Furthermore, if a thick laminate material is obtained by, for example, providing multiple layers of extruded polyvinyl chloride layers and conductive fiber layers, static electricity, dust, mold, etc. will become a problem in electronic equipment rooms and pharmaceutical storage rooms. It can be used as interior materials such as flooring materials. Moreover, by thermoforming the above-mentioned thick-walled laminate material into a container of a predetermined shape, it is also possible to obtain a container with excellent static electricity removal properties.

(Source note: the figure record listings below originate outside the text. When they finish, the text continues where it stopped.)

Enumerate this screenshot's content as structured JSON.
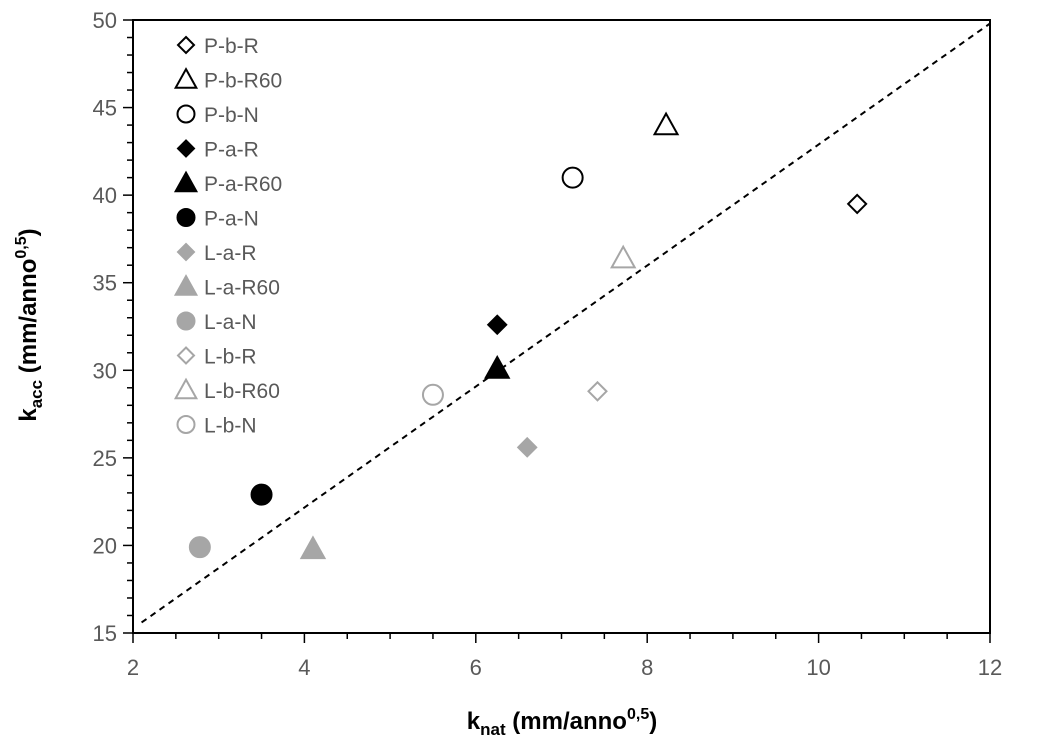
{
  "chart_data": {
    "type": "scatter",
    "xlabel": {
      "main": "k",
      "sub": "nat",
      "rest": " (mm/anno",
      "sup": "0,5",
      "close": ")"
    },
    "ylabel": {
      "main": "k",
      "sub": "acc",
      "rest": " (mm/anno",
      "sup": "0,5",
      "close": ")"
    },
    "xlim": [
      2,
      12
    ],
    "ylim": [
      15,
      50
    ],
    "xticks": [
      2,
      4,
      6,
      8,
      10,
      12
    ],
    "yticks": [
      15,
      20,
      25,
      30,
      35,
      40,
      45,
      50
    ],
    "grid": false,
    "legend_position": "top-left",
    "reference_line": {
      "style": "dashed",
      "x": [
        2.1,
        12
      ],
      "y": [
        15.6,
        49.8
      ]
    },
    "series": [
      {
        "name": "P-b-R",
        "marker": "diamond",
        "fill": "none",
        "color": "#000000",
        "points": [
          {
            "x": 10.45,
            "y": 39.5
          }
        ]
      },
      {
        "name": "P-b-R60",
        "marker": "triangle",
        "fill": "none",
        "color": "#000000",
        "points": [
          {
            "x": 8.22,
            "y": 44.0
          }
        ]
      },
      {
        "name": "P-b-N",
        "marker": "circle",
        "fill": "none",
        "color": "#000000",
        "points": [
          {
            "x": 7.13,
            "y": 41.0
          }
        ]
      },
      {
        "name": "P-a-R",
        "marker": "diamond",
        "fill": "#000000",
        "color": "#000000",
        "points": [
          {
            "x": 6.25,
            "y": 32.6
          }
        ]
      },
      {
        "name": "P-a-R60",
        "marker": "triangle",
        "fill": "#000000",
        "color": "#000000",
        "points": [
          {
            "x": 6.25,
            "y": 30.1
          }
        ]
      },
      {
        "name": "P-a-N",
        "marker": "circle",
        "fill": "#000000",
        "color": "#000000",
        "points": [
          {
            "x": 3.5,
            "y": 22.9
          }
        ]
      },
      {
        "name": "L-a-R",
        "marker": "diamond",
        "fill": "#a6a6a6",
        "color": "#a6a6a6",
        "points": [
          {
            "x": 6.6,
            "y": 25.6
          }
        ]
      },
      {
        "name": "L-a-R60",
        "marker": "triangle",
        "fill": "#a6a6a6",
        "color": "#a6a6a6",
        "points": [
          {
            "x": 4.1,
            "y": 19.8
          }
        ]
      },
      {
        "name": "L-a-N",
        "marker": "circle",
        "fill": "#a6a6a6",
        "color": "#a6a6a6",
        "points": [
          {
            "x": 2.78,
            "y": 19.9
          }
        ]
      },
      {
        "name": "L-b-R",
        "marker": "diamond",
        "fill": "none",
        "color": "#a6a6a6",
        "points": [
          {
            "x": 7.42,
            "y": 28.8
          }
        ]
      },
      {
        "name": "L-b-R60",
        "marker": "triangle",
        "fill": "none",
        "color": "#a6a6a6",
        "points": [
          {
            "x": 7.72,
            "y": 36.4
          }
        ]
      },
      {
        "name": "L-b-N",
        "marker": "circle",
        "fill": "none",
        "color": "#a6a6a6",
        "points": [
          {
            "x": 5.5,
            "y": 28.6
          }
        ]
      }
    ]
  }
}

"Effects of the Invention" As explained above, the antistatic laminate material according to the present invention is made by impregnating a thin paper-like material made of synthetic resin or natural fiber with a copper compound such as copper chloride. It is made by extrusion laminating a heat-melting resin onto a flexible paper-like material.
It does not tear easily due to piercing force, has high antistatic performance, can be easily heat-sealed, and has transparency. It is ideal as a packaging material for pharmaceuticals and sanitary materials that are susceptible to mold and bacteria, and as an interior material for storage areas for electronic devices and pharmaceuticals.

Claims (7)

[Claims] (1) An antistatic laminate material comprising a paper layer made of conductive fibers and a heat-melt resin layer integrally extruded and laminated to the paper layer. (2) The antistatic laminate material according to claim 1, wherein the conductive fibers have a length of 7 to 30 mm and an aspect ratio of 300 or more. (3) The antistatic laminate material according to claim 1 or 2, wherein the amount of conductive fibers contained in the entire laminate material is 3 to 20 wt%. (4) A method for producing an antistatic laminate material, which comprises extrusion laminating a hot-melt resin onto a paper-like material made of conductive fibers and integrating the same into a film or sheet. (5) The basis weight of the paper-like material made of conductive fibers is 5 to 20 g/
The method for producing an antistatic laminate material according to claim 4, wherein the antistatic laminate material is m^2. (6) The method for producing an antistatic laminate material according to claim 4 or 5, wherein the conductive fibers have a length of 7 to 30 mm and an aspect ratio of 300 or more. (7) The method for producing an antistatic laminate material according to any one of claims 4 to 6, characterized in that the blending amount of the conductive fiber is 3 to 20 wt%.